Reception aesthetics
The aesthetics of reception is one of the different literary theories that analyze the reader's response to literary texts; In this school, special emphasis is placed on the way readers are received, conceived as a historical collective. The main theorist is Hans Robert Jauss, who has been writing since the late 1960s, along with Wolfgang Iser and Harald Weinrich. Reception theory exerted great influence until the mid-1980s, especially in Germany and Western Europe. It parallels studies of the "model reader" of Umberto Eco and the English literary theory of the "reader's response criticism".

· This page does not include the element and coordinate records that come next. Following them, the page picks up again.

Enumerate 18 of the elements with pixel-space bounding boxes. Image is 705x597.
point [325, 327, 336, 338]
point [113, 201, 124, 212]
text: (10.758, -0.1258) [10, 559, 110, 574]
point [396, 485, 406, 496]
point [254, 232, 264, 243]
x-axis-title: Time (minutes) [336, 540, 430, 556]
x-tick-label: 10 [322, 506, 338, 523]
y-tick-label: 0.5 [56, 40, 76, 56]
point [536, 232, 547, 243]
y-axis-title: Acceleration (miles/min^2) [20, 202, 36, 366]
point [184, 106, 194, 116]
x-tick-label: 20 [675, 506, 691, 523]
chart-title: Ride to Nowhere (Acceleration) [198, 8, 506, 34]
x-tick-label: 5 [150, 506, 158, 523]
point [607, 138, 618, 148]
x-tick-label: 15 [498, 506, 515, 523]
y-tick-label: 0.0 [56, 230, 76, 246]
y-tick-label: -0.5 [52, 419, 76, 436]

This textual analysis focuses on the field of "negotiation" and "opposition" over part of the audience. This implies that a text (be it a book, a film, or any other creative work) is not always interpreted with the same motivations for which it was written, but rather that the reader does so based on their individual cultural background and experiences. lived. The variation of this "cultural background" it explains why some accept certain interpretations of a text while others reject them. From this it follows that the author's intention can vary considerably from the interpretation given by the reader.
Jauss thus distinguishes 2 types of horizons:
- Horizon of expectations: Implicated directly in the work.
- Horizon of experiences: Submitted by the receiver.
The investigator can find the literary communication between them, hidden by what is usually called "literary facts". The goal of new research oriented towards an aesthetics of reception is to demand a literary theory capable of taking into account the interaction between production and reception.
The aesthetics of reception restores the active role of the reader in the successive concretion of the meaning of the works throughout history. It differs almost explicitly from a historical sociology of the public that is interested only in changes of taste, interests or ideologies.
The aesthetics of reception supports a dialectical conception: from its perspective, the history of interpretations of a work of art is an exchange of experiences or, if you like, a dialogue, a game of questions and answers.